Is all this leading to a formal coup d’ètat? The answer is in the negative. If the security establishment has achieved its sway over policy, why should it get embroiled in the day-to-day mess of running a country? Is this sustainable? The answer is again in the negative. While a more temperate Nawaz Sharif is keen not to annoy the military, as a politician he would attempt to arrest the further weaning of his power. But the prime minister has become far more vulnerable. Another round of political protests might make his survival in office difficult. This time the political parties that stood by him during the sit-in by Imran Khan may not lend a helping hand.
A recent survey by the Pakistan Institute of Legislative Development and Transparency shows that 66 per cent of Pakistanis view democracy ‘favourably’ and 64 per cent said that democratic governments constitute the best system. While only 20 per cent approve of direct military rule, 75 per cent trust the military (the highest approval rating for any state institution). Conversely, parliament (49 per cent), the Election Commission of Pakistan (37 per cent) and political parties (35 per cent) enjoy much lower approval ratings.

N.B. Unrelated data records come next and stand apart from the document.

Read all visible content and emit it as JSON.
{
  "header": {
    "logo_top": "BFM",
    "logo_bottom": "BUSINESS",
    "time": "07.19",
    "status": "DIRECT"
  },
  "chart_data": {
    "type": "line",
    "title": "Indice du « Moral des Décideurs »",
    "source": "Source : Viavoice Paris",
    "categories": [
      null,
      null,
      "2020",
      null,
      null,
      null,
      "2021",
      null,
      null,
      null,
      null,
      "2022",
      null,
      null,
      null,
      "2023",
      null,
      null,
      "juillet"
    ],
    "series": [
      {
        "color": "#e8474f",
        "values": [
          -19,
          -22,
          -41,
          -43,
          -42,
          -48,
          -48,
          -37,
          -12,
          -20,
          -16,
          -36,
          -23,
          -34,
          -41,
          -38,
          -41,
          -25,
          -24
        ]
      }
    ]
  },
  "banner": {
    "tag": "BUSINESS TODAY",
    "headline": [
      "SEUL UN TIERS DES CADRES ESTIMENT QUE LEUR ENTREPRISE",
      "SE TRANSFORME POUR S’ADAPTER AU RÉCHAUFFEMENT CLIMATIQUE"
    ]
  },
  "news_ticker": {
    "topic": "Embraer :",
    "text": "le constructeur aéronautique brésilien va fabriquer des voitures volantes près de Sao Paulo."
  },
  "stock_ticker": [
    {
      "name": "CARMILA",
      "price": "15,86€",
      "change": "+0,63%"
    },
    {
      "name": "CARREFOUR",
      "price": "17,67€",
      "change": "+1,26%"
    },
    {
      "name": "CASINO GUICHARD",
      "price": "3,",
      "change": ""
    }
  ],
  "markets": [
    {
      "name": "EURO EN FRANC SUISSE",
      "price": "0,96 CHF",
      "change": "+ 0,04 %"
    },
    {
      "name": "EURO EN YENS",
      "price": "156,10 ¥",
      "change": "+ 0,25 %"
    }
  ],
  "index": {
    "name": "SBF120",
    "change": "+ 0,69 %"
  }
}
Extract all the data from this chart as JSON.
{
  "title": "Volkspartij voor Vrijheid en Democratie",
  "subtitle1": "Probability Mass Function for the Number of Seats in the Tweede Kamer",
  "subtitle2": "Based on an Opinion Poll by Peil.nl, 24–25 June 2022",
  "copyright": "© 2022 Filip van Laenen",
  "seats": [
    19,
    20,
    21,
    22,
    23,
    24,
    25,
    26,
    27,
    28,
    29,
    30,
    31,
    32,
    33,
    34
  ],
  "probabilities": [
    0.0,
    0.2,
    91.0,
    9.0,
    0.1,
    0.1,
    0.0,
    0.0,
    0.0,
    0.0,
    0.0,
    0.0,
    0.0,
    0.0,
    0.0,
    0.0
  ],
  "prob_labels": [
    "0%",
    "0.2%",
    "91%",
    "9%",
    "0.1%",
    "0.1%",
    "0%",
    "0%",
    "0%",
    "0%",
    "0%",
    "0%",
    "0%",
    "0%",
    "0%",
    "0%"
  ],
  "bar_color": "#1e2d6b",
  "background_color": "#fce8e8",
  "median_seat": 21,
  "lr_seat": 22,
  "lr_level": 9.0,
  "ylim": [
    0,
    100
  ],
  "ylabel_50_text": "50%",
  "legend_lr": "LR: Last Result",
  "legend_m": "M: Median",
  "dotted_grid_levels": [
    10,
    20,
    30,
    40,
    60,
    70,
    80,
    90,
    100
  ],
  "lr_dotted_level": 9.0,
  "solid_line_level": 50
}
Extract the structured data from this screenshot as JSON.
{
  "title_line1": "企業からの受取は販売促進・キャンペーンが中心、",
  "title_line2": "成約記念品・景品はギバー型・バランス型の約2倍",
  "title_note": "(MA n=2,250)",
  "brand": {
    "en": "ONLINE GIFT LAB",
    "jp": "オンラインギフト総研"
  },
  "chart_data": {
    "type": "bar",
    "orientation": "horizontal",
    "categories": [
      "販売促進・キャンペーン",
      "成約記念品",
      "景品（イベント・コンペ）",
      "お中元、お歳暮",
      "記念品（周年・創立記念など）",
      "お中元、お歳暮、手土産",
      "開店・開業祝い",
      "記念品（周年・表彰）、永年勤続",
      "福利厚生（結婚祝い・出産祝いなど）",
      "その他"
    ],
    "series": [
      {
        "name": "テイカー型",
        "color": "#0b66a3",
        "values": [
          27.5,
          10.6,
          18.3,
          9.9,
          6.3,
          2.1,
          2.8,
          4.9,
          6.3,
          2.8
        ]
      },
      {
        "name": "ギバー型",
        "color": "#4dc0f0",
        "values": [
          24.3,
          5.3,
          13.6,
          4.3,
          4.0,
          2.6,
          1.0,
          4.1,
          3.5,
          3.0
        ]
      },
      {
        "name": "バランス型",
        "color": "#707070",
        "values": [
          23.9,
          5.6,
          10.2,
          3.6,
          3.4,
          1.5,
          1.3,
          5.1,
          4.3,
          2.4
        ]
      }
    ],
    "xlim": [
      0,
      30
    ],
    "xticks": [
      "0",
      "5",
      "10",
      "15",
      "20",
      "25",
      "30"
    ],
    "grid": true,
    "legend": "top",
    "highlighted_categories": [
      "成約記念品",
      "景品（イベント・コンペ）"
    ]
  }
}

Herein lies the failure of democrats in Pakistan, who have consistently neglected the vital role of governance via parliament. They have also disregarded party reform and the need to build grassroots cadres that can promote a culture of democracy. With delayed (and much weakened) local governments rolling in, people remain far removed from governance and decision-making. In such a context, it is easier to strengthen the narrative of ‘civilian failure’.
At the end of the day, it is the civilian government, which has to reorganise its priorities and find ways of working with parliament to strengthen the fast-eroding civilian influence. There are few takers of the victim narrative in today’s Pakistan. There is no alternative for the prime minister but to make his cabinet the arena of decision-making, aid parliamentary committees to hold the executive agencies accountable and ensure that the National Accountability Bureau functions independently before it needs a saviour’s intervention. Finally, for the health of an ailing democracy, the government must guarantee that media freedoms, currently in the decline, are protected. Otherwise, the eight-year-old democratic interregnum runs the risk of hitting another systemic breakdown.